Growth property of HIV-1rmt clones in rhesus PBMCs and individuals. (A) Viral replication kinetics in rhesus PBMCs infected with CXCR4-tropic MN4/LSDQgtu, CCR5-tropic MN5/LSDQgtu, or CCR5-tropic gtu + A4CI1. PBMCs were prepared from rhesus macaques MM630 and MM631, and spin-infected with cell-free viruses obtained from transfected 293T cells as previously described (Nomaguchi et al., 2013b, 2014). Cell numbers and input viral amounts used were 2.0 × 10⁶ and 4.1 × 10⁶ RT units, respectively. (B) Kinetics of plasma viral loads in rhesus macaques inoculated with CXCR4-tropic MN4/LSDQgtu or CCR5-tropic gtu + A4CI1. Rhesus macaques MM581, MM602, and MM631 were infected with cell-free viruses obtained from transfected 293T cells, and monitored for viral RNAs in plasma as previously described (Otsuki et al., 2014; Ishida et al., 2016).
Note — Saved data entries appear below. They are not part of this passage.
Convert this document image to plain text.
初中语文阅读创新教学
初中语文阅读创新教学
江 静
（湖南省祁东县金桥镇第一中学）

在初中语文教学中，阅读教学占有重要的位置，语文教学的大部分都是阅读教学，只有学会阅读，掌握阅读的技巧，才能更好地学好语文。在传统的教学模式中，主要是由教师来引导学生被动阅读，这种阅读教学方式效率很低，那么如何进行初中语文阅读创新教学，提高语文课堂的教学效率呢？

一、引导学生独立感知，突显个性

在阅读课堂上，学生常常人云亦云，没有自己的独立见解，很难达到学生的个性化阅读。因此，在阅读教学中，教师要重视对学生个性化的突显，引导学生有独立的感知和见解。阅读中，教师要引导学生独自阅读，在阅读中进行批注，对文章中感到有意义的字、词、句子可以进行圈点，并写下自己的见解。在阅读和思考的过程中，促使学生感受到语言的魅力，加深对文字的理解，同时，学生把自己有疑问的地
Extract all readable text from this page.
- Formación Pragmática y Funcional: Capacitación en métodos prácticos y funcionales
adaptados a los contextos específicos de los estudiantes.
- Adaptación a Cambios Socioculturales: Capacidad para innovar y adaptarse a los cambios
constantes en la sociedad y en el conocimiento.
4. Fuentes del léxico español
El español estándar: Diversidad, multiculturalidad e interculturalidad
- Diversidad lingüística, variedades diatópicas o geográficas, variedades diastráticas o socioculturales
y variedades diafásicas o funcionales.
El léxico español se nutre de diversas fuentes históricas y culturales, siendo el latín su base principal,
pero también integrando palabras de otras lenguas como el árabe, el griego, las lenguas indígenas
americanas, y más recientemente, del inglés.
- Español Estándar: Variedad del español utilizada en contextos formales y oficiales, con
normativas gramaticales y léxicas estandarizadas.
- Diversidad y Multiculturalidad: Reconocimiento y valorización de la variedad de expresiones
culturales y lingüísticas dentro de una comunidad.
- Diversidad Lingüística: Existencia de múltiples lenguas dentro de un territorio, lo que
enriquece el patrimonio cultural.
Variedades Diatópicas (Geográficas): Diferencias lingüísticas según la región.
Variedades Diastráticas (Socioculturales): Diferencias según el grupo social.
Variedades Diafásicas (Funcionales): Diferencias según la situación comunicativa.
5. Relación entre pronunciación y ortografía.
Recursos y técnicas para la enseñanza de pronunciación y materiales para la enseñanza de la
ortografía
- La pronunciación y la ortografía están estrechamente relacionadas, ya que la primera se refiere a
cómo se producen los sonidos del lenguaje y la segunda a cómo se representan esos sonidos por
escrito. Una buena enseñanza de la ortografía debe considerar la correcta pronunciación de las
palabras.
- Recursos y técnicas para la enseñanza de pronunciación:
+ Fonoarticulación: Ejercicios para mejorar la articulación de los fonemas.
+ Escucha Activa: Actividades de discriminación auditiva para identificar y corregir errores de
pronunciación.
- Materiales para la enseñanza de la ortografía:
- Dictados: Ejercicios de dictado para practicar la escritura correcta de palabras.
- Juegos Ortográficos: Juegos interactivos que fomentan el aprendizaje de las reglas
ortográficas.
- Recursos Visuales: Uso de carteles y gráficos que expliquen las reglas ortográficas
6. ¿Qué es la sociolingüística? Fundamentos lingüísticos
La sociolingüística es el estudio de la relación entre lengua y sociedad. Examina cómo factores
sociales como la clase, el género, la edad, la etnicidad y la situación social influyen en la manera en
MM581 and MM602 were inoculated intravenously with 4.3 × 10⁵ TCID₅₀ of MN4/LSDQgtu as determined in a macaque cell line HSC-F (Akari et al., 1999). MM631 was inoculated with gtu + A4CI1 intravenously (5.0 × 10⁶ TCID₅₀ in HSC-F cells) and intraperitoneally (1.5 × 10⁷ TCID₅₀ in HSC-F cells). Infection experiments (MM581/MM602 and MM631) were separately and independently conducted, and the detection limits for the MM581/MM602 and MM631 experiments were 250 and 500 copies/ml, respectively. The TRIM5 genotypes as analyzed by the previously described method (Wilson et al., 2008) for MM581, MM602, MM630, and MM631 are TRIM5^TFP/TFP (Mamu-1/Mamu-3), TRIM5^TFP/TFP (Mamu-3/Mamu-3), TRIM5^TFP/TFP (Mamu-3/Mamu-3), and TRIM5^Q/Q (Mamu-4/Mamu-4), respectively.